We provided a step-by-step guide for performing colocalization analysis using the coloc package in R.
This guide provides a detailed walkthrough on the visualization of colocalization results in R. The visualization aims to represent the association of specific SNPs with two different phenotypes, typically GWAS and eQTL datasets, to understand shared genetic architectures.
The script coloc_Visualizition.R
provides a step-by-step approach to generate the colocalization plot.
if(!require("remotes"))
install.packages("remotes")
install.packages("dplyr")
library(remotes)
install_github("chr1swallace/coloc",build_vignettes=TRUE)
library("coloc")
library(dplyr)
gwas_data <- read.table("path_to_gwas_data.txt", header=TRUE, sep="\t")
⚠️ Replace path_to_gwas_data.txt with the path to the correct GWAS dataset.
eqtl_data <- read.table("path_to_eqtl_data.txt", header=TRUE, sep="\t")
⚠️ Replace path_to_eqtl_data.txt with the path to the correct eQTL dataset.
Before performing the analysis, ensure that the datasets are merged based on the SNP IDs.
merged_data <- merge(gwas_data, eqtl_data, by="SNP_ID")
Replace SNP_ID with the appropriate column name for SNP identifiers if it's different in datasets.
With the datasets imported and merged, performing the colocalization analysis.
library(coloc)
results <- coloc.abf(dataset1=list(beta=merged_data$beta_GWAS, varbeta=merged_data$varbeta_GWAS, pvalues=merged_data$pvalue_GWAS, type="quant trait", N=sample_size_gwas),
dataset2=list(beta=merged_data$beta_eQTL, varbeta=merged_data$varbeta_eQTL, pvalues=merged_data$pvalue_eQTL, type="quant trait", N=sample_size_eqtl))
⚠️ Columns "pvalue_GWAS" and "pvalue_eQTL" contain the p-values for GWAS and eQTL respectively⚠️ Replace sample_size_gwas and sample_size_eqtl with the actual sample sizes for the correct GWAS and eQTL studies, respectively.

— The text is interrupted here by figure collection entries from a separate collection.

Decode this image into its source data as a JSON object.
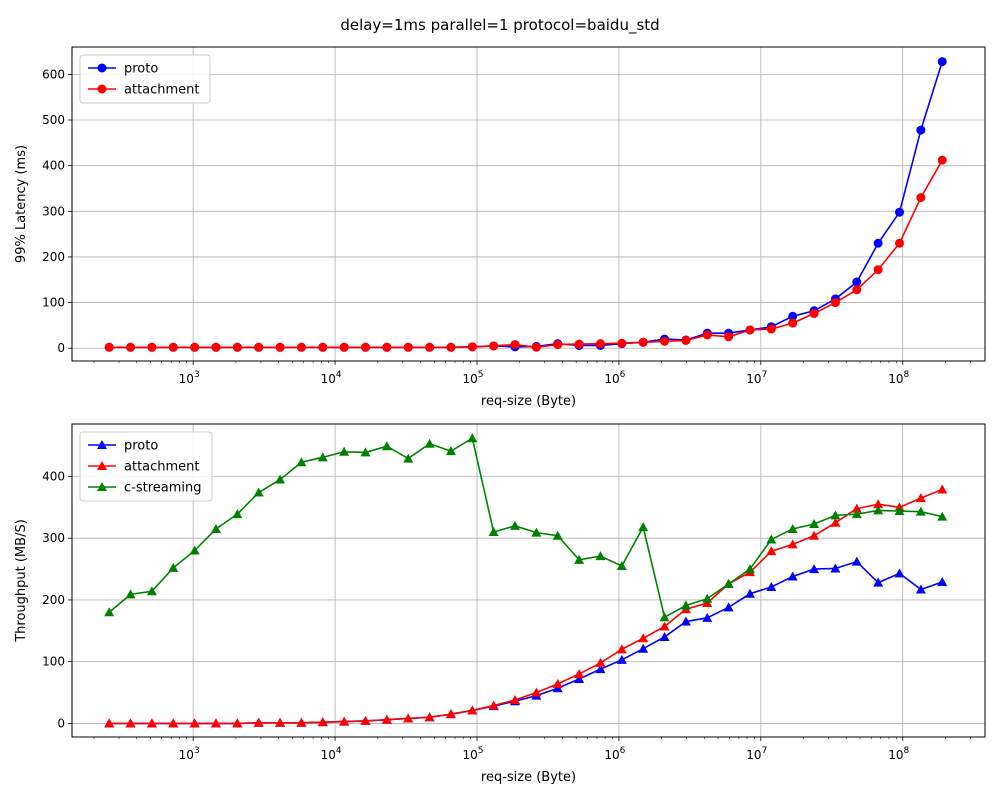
{
  "suptitle": "delay=1ms parallel=1 protocol=baidu_std",
  "chart_data": [
    {
      "type": "line",
      "xscale": "log",
      "xlabel": "req-size (Byte)",
      "ylabel": "99% Latency (ms)",
      "xlim": [
        140,
        380000000
      ],
      "ylim": [
        -28,
        660
      ],
      "yticks": [
        0,
        100,
        200,
        300,
        400,
        500,
        600
      ],
      "xticks": [
        {
          "exp": "3",
          "value": 1000
        },
        {
          "exp": "4",
          "value": 10000
        },
        {
          "exp": "5",
          "value": 100000
        },
        {
          "exp": "6",
          "value": 1000000
        },
        {
          "exp": "7",
          "value": 10000000
        },
        {
          "exp": "8",
          "value": 100000000
        }
      ],
      "tick_base": "10",
      "grid": true,
      "legend": "upper left",
      "marker": "circle",
      "x": [
        256,
        362,
        512,
        724,
        1024,
        1448,
        2048,
        2896,
        4096,
        5792,
        8192,
        11585,
        16384,
        23170,
        32768,
        46341,
        65536,
        92682,
        131072,
        185364,
        262144,
        370728,
        524288,
        741455,
        1048576,
        1482910,
        2097152,
        2965821,
        4194304,
        5931642,
        8388608,
        11863283,
        16777216,
        23726566,
        33554432,
        47453133,
        67108864,
        94906266,
        134217728,
        189812531
      ],
      "series": [
        {
          "name": "proto",
          "color": "#0000ff",
          "values": [
            2,
            2,
            2,
            2,
            2,
            2,
            2,
            2,
            2,
            2,
            2,
            2,
            2,
            2,
            2,
            2,
            2,
            3,
            5,
            3,
            4,
            10,
            6,
            6,
            10,
            13,
            20,
            18,
            33,
            33,
            40,
            47,
            70,
            82,
            108,
            145,
            230,
            298,
            478,
            628
          ]
        },
        {
          "name": "attachment",
          "color": "#ff0000",
          "values": [
            2,
            2,
            2,
            2,
            2,
            2,
            2,
            2,
            2,
            2,
            2,
            2,
            2,
            2,
            2,
            2,
            2,
            3,
            5,
            8,
            2,
            8,
            9,
            10,
            11,
            13,
            15,
            17,
            29,
            25,
            40,
            42,
            55,
            76,
            100,
            128,
            172,
            230,
            330,
            412
          ]
        }
      ]
    },
    {
      "type": "line",
      "xscale": "log",
      "xlabel": "req-size (Byte)",
      "ylabel": "Throughput (MB/S)",
      "xlim": [
        140,
        380000000
      ],
      "ylim": [
        -22,
        485
      ],
      "yticks": [
        0,
        100,
        200,
        300,
        400
      ],
      "xticks": [
        {
          "exp": "3",
          "value": 1000
        },
        {
          "exp": "4",
          "value": 10000
        },
        {
          "exp": "5",
          "value": 100000
        },
        {
          "exp": "6",
          "value": 1000000
        },
        {
          "exp": "7",
          "value": 10000000
        },
        {
          "exp": "8",
          "value": 100000000
        }
      ],
      "tick_base": "10",
      "grid": true,
      "legend": "upper left",
      "marker": "triangle",
      "x": [
        256,
        362,
        512,
        724,
        1024,
        1448,
        2048,
        2896,
        4096,
        5792,
        8192,
        11585,
        16384,
        23170,
        32768,
        46341,
        65536,
        92682,
        131072,
        185364,
        262144,
        370728,
        524288,
        741455,
        1048576,
        1482910,
        2097152,
        2965821,
        4194304,
        5931642,
        8388608,
        11863283,
        16777216,
        23726566,
        33554432,
        47453133,
        67108864,
        94906266,
        134217728,
        189812531
      ],
      "series": [
        {
          "name": "proto",
          "color": "#0000ff",
          "values": [
            0,
            0,
            0,
            0,
            0,
            0,
            0,
            1,
            1,
            1,
            2,
            3,
            4,
            6,
            8,
            10,
            15,
            21,
            28,
            36,
            45,
            57,
            72,
            88,
            103,
            121,
            140,
            165,
            171,
            188,
            210,
            221,
            238,
            250,
            251,
            262,
            228,
            243,
            217,
            229
          ]
        },
        {
          "name": "attachment",
          "color": "#ff0000",
          "values": [
            0,
            0,
            0,
            0,
            0,
            0,
            0,
            1,
            1,
            1,
            2,
            3,
            4,
            6,
            8,
            10,
            15,
            21,
            29,
            38,
            50,
            64,
            80,
            98,
            120,
            138,
            157,
            185,
            195,
            226,
            245,
            279,
            290,
            304,
            325,
            348,
            355,
            350,
            365,
            379
          ]
        },
        {
          "name": "c-streaming",
          "color": "#008000",
          "values": [
            180,
            209,
            214,
            252,
            280,
            315,
            339,
            374,
            395,
            423,
            431,
            440,
            439,
            449,
            429,
            453,
            441,
            462,
            310,
            320,
            309,
            304,
            265,
            271,
            255,
            318,
            172,
            191,
            202,
            226,
            250,
            298,
            315,
            323,
            337,
            339,
            345,
            344,
            343,
            335
          ]
        }
      ]
    }
  ]
}
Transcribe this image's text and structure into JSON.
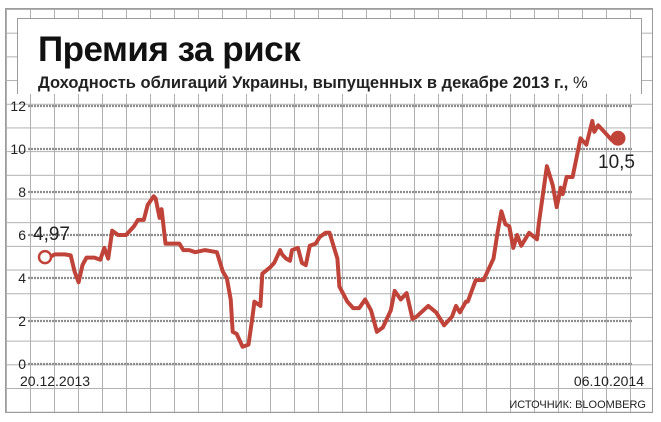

The coloc.abf function outputs posterior probabilities for each of the five hypotheses (H0 to H4). In general, a high posterior probability for H4 suggests that the GWAS and eQTL signals colocalize, indicating that they are likely driven by the same causal variant.
Below are some essential resources and datasets for performing colocalization analysis:
This resource consolidates eQTL data from 37 different datasets, encompassing a total of 31,684 individuals. It provides a rich collection of eQTLs that can be utilized for various genomic studies including colocalization analysis.
The Genotype-Tissue Expression (GTEx) project provides a wide variety of datasets spanning multiple versions (from v6 to v8). These datasets are invaluable for studying the relationship between genetic variations and tissue-specific gene expression.
The coloc
package for R is an essential tool for performing colocalization analysis. It allows researchers to test for shared causal variants between two phenotypes, using summary data.